The Department of Social Sciences and IIT College of Science and Letters Proudly Announce the:
Benjamin Franklin Project Inaugural Lecture featuring Pulitzer Prize-Winning Historian Gordon Wood
"What Made the Founders Different"
Please join us for this inaugural event of the new Benjamin Franklin Project with one of America's most distinguished historians.
Inaugural Benjamin Franklin Project Lecture What Made the Founders Different
Gordon S. Wood, Alva O. Way Professor Emeritus of History at Brown University
Thursday, March 15, 2012, 4 p.m.
The McCormick Tribune Campus Center Auditorium IIT Main Campus, Chicago
Gordon S. Wood is the Alva O. Way Professor Emeritus of History at Brown University. Wood taught at Harvard University and the University of Michigan before joining the faculty at Brown in 1969.

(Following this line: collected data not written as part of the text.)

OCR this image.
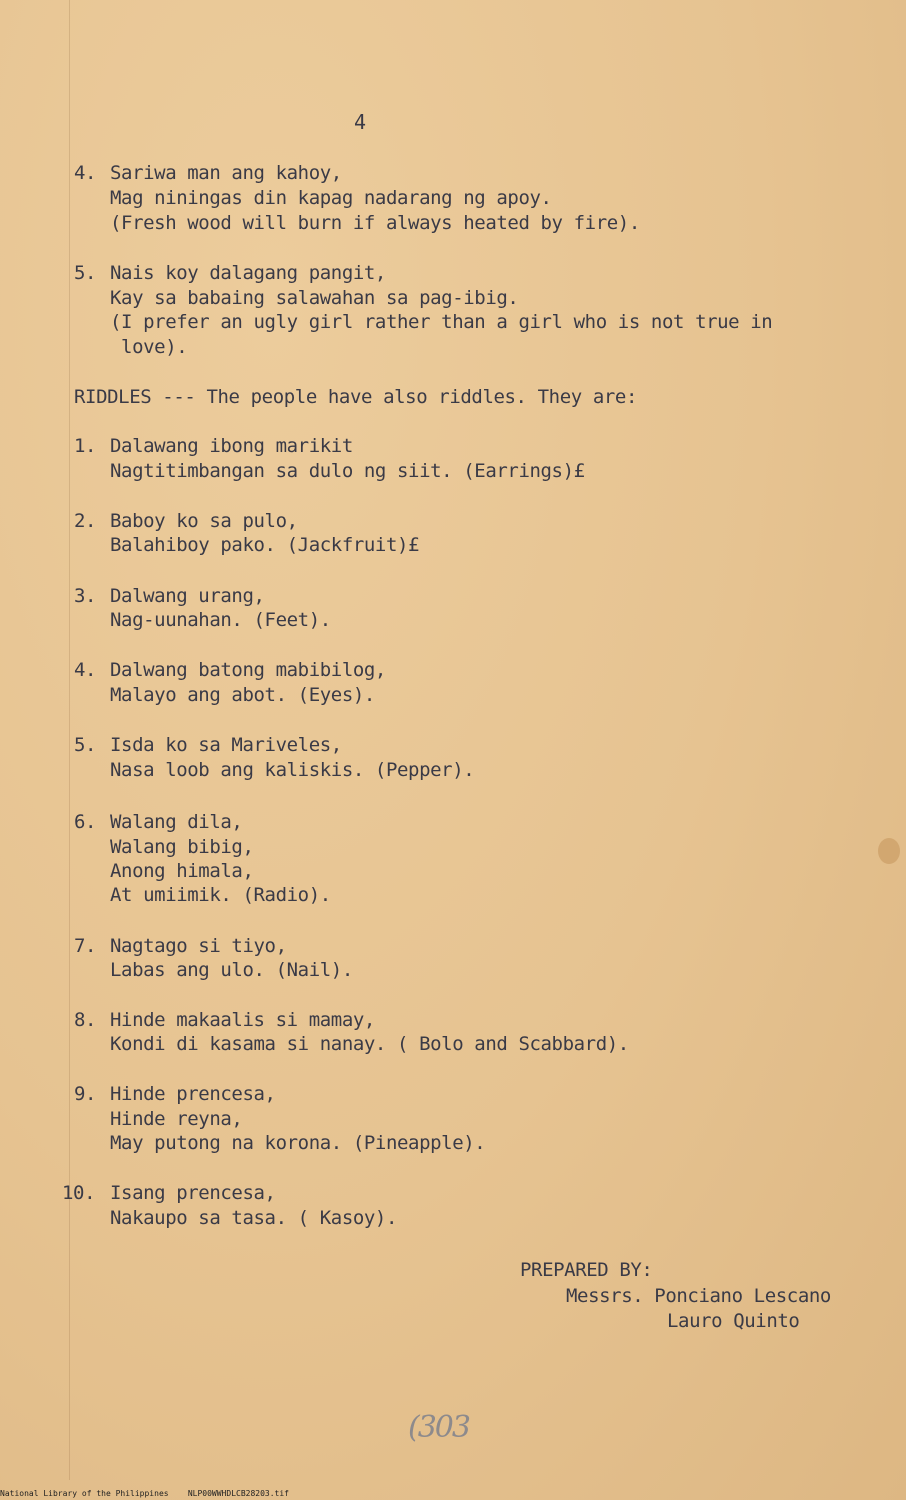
4
4. Sariwa man ang kahoy,
Mag niningas din kapag nadarang ng apoy.
(Fresh wood will burn if always heated by fire).
5. Nais koy dalagang pangit,
Kay sa babaing salawahan sa pag-ibig.
(I prefer an ugly girl rather than a girl who is not true in
love).
RIDDLES --- The people have also riddles. They are:
1. Dalawang ibong marikit
Nagtitimbangan sa dulo ng siit. (Earrings)£
2. Baboy ko sa pulo,
Balahiboy pako. (Jackfruit)£
3. Dalwang urang,
Nag-uunahan. (Feet).
4. Dalwang batong mabibilog,
Malayo ang abot. (Eyes).
5. Isda ko sa Mariveles,
Nasa loob ang kaliskis. (Pepper).
6. Walang dila,
Walang bibig,
Anong himala,
At umiimik. (Radio).
7. Nagtago si tiyo,
Labas ang ulo. (Nail).
8. Hinde makaalis si mamay,
Kondi di kasama si nanay. ( Bolo and Scabbard).
9. Hinde prencesa,
Hinde reyna,
May putong na korona. (Pineapple).
10. Isang prencesa,
Nakaupo sa tasa. ( Kasoy).
PREPARED BY:
Messrs. Ponciano Lescano
Lauro Quinto
(303
National Library of the Philippines    NLP00WWHDLCB28203.tif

He is the author of The Creation of the American Republic, 1776-1787 (1969), which won the Bancroft Prize and the John H. Dunning Prize, and The Radicalism of the American Revolution (1992), which won the Pulitzer Prize for History and the Ralph Waldo Emerson Prize. In 2010 he received the National Humanities Medal. Wood is a fellow of the American Academy of Arts and Sciences and the American Philosophical Society.
Historian Gordon Wood Receives National Humanities Medal
As one of the United States' Founding Fathers, Benjamin Franklin is known for his vision, his wit, his love of life, his expert knowledge in governance, science, engineering, business, education, music, and philosophy, and the treasure trove of writings, discoveries, inventions, and ideas that he left behind.
Through a series of events and special courses taught at the IIT campus, the Benjamin Franklin Project allows students and scholars to explore the full range of the Founders' work—from their most practical domestic devices to the extraordinary idea and architecture of the New Republic. The Project focuses especially on the Enlightenment and the Framers as scientists, inventors and designers in both the social and the natural realms, exploring how all these elements continue to spark imaginations and shape priorities in today's far more interconnected world.
The inaugural Benjamin Franklin Project Lecture will be delivered by renowned scholar Gordon Wood (Brown University) on March 15, 2012. This will be followed by a public symposium on April 26, 2012 featuring Ralph Lerner (University of Chicago), Stuart Warner (Roosevelt University), Jan Golinski (University of New Hampshire) and David Lieberman (University of California at Berkeley). The first Jack Miller Post-Doctoral Fellow will take up residency in the Department of Social Sciences and begin teaching in August of 2012.